The art and cultural legacy that we Peruvians have inherited from our ancestors, especially related to weaving, has been completely erased from our artistic educational system. That is how I ended up studying painting at college, without knowing not only that I could become a weaver while studying art but also without having a single class that was related the art that was made by our people in pre-Columbian times. Traditional processes such as weaving, pottery, and natural dyeing have been largely excluded from our institutions, and this exclusion is rooted in a hierarchical differentiation between folk art or craft and modern/contemporary western art. It seems ironic that a country that has inherited as much ancestral, cultural, and artisanal wealth as Peru has never included a textile program or department in their educational institutions.
Encountering the voice of my ancestors while being trained as a weaver and studying my own culture at a foreign art school was a life-changing experience but also very painful. Throughout the past two years, I felt the urgency to return to my country as soon as I finished grad school and to work as an artist within education in order to change that reality.
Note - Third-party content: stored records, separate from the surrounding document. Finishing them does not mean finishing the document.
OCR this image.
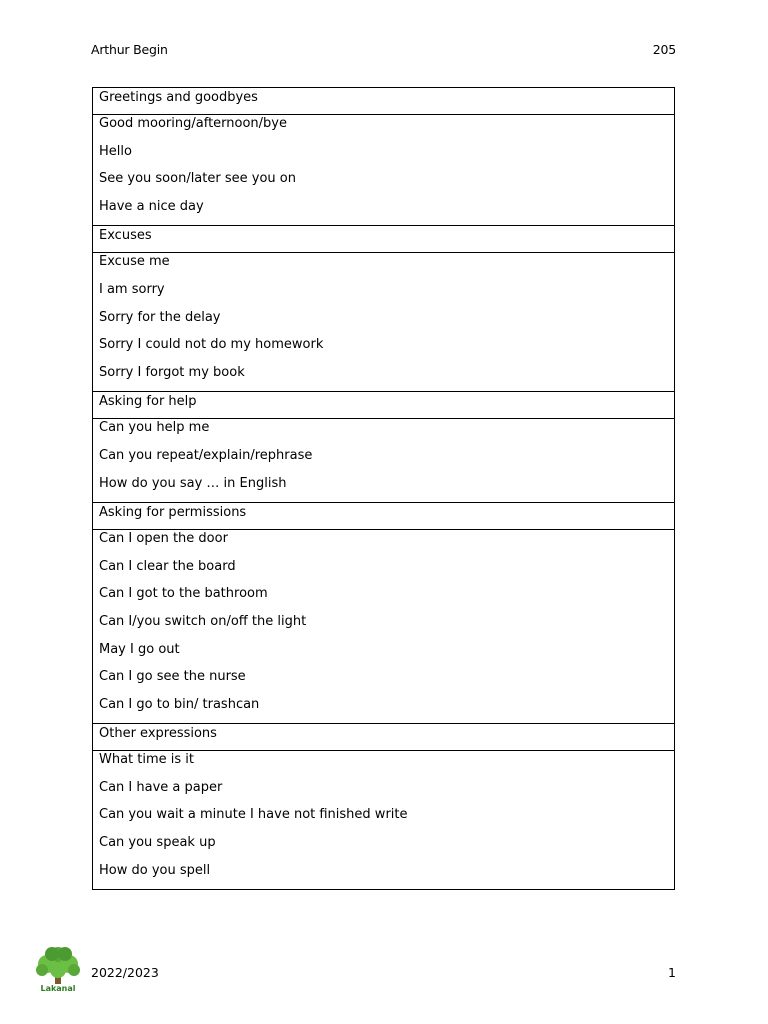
Arthur Begin	205
Greetings and goodbyes
Good mooring/afternoon/bye
Hello
See you soon/later see you on
Have a nice day
Excuses
Excuse me
I am sorry
Sorry for the delay
Sorry I could not do my homework
Sorry I forgot my book
Asking for help
Can you help me
Can you repeat/explain/rephrase
How do you say … in English
Asking for permissions
Can I open the door
Can I clear the board
Can I got to the bathroom
Can I/you switch on/off the light
May I go out
Can I go see the nurse
Can I go to bin/ trashcan
Other expressions
What time is it
Can I have a paper
Can you wait a minute I have not finished write
Can you speak up
How do you spell
Lakanal
2022/2023	1
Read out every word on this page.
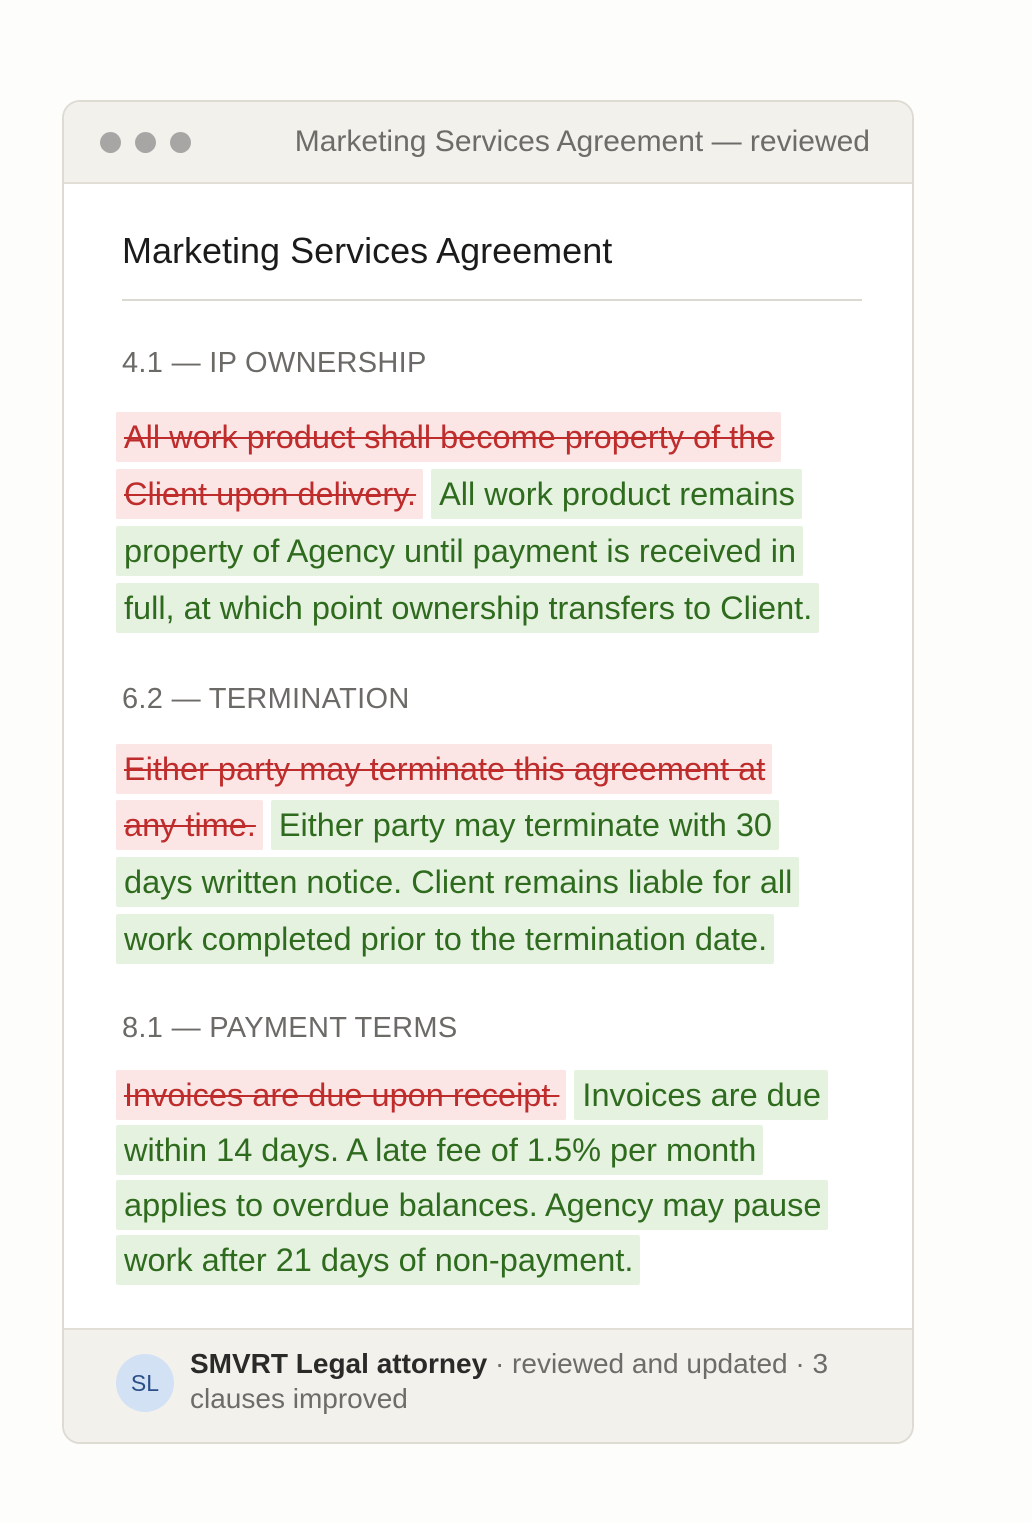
Marketing Services Agreement — reviewed
Marketing Services Agreement
4.1 — IP OWNERSHIP
All work product shall become property of the
Client upon delivery. All work product remains
property of Agency until payment is received in
full, at which point ownership transfers to Client.
6.2 — TERMINATION
Either party may terminate this agreement at
any time. Either party may terminate with 30
days written notice. Client remains liable for all
work completed prior to the termination date.
8.1 — PAYMENT TERMS
Invoices are due upon receipt. Invoices are due
within 14 days. A late fee of 1.5% per month
applies to overdue balances. Agency may pause
work after 21 days of non-payment.
SL
SMVRT Legal attorney · reviewed and updated · 3 clauses improved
Fortunately, right after graduating this past May, my path led me back to my roots, to the land of my father, Cusco.
To be writing these lines as the new Education Department Supervisor of the Centro de Textiles Tradicionales del Cusco (CTTC) is a privilege. I have no doubt that being in this one-of-a-kind position will give me the appropriate opportunities to work and fight for what I believe needs to change in relation to education in Peru and contemporary art. I am committed to make important contributions to CTTC’s overall mission of promoting the revitalization and sustainable practice of Peruvian ancestral textiles and empowering their makers. I look forward to developing projects that help Quechua weavers reinforce their indigenous identity by learning more about the greatness of their cultural heritage and seeing how important is to keep it alive and pass it on to the next generations. I am also interested in developing educational projects for the local public, as well as for people from around the world. The aim will be to reinforce the invaluable legacy that our ancestors, the artists of ancient Peru, have left not only to all of us Peruvians but to the rest of the world as global heritage.